A straight highways leads to the foot of a tower.A man standing at the top of the tower observes a car at an angle of depression of 30°, which is approaching the foot of the tower with uniform speed. 6 second later,the angle of depression of the car is found to be 60°.

To find:

Find the time taken by the car to reach the foot of the tower from this point.

Solution:

Let CD be the tower of height h m.& Let A be the initial position of the car and after 6 second, the car is found to be at B.

It is given that the angle of depression at A & B from the top of a tower be 30° & 60° respectively.

Let the speed of the car be v second per minute.
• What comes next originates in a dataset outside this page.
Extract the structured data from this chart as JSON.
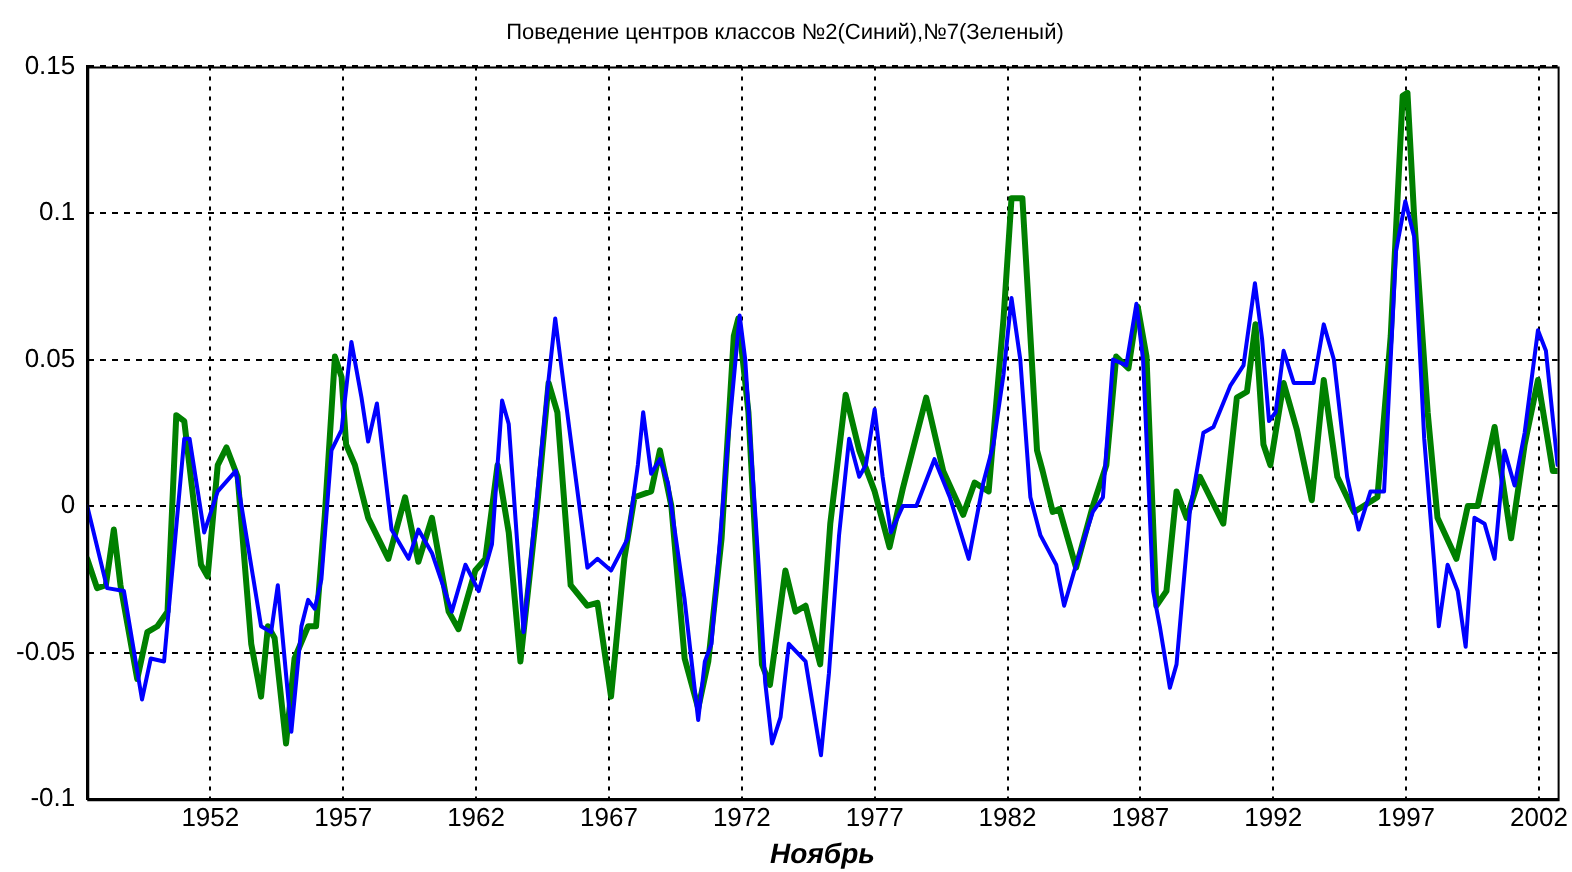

So,

AB= Distance travelled by the car in 6s.

=) (6×v)sec. (distance=speed×time)

=) 6 seconds.

Let the car takes t minutes to reach the tower CD from B.

Then,

BC= distance travelled by car in t minute

=) (v×t)m

=) vt seconds.

Therefore,

In right ∆BCD,

$tan60 \degree = \frac{CD}{BC} \\ \\ = > \sqrt{3} = \frac{h}{vt} \\ \\ = > h = \sqrt{3} vt...........(1)$

In right ∆ACD,

$tan30 \degree = \frac{CD}{AC} \\ \\ = > \frac{1}{ \sqrt{3} } = \frac{h}{6v + vt} \\ \\ = > 6v + vt = \sqrt{3} h \\ \\ = > h = \frac{6v + vt}{ \sqrt{3} } ..............(2)$

Comparing equation (1) & (2), we get;

$\sqrt{3} vt = \frac{6v + vt}{ \sqrt{3} } \\ \\ = > \sqrt{3} \times \sqrt{3} vt = 6v + vt \\ \\ = > 3vt = 6 v + vt \\ \\ = > 3vt - vt = 6v \\ \\ = > vt(3 - 1) = 6v \\ \\ = > t \times 2 = 6 \\ \\ = > t = \frac{6}{2} \\ \\ = > t = 3 \: seconds.$

Hence,

The time taken by the car to reach the foot of the tower is 3 seconds.

Hope it helps ☺️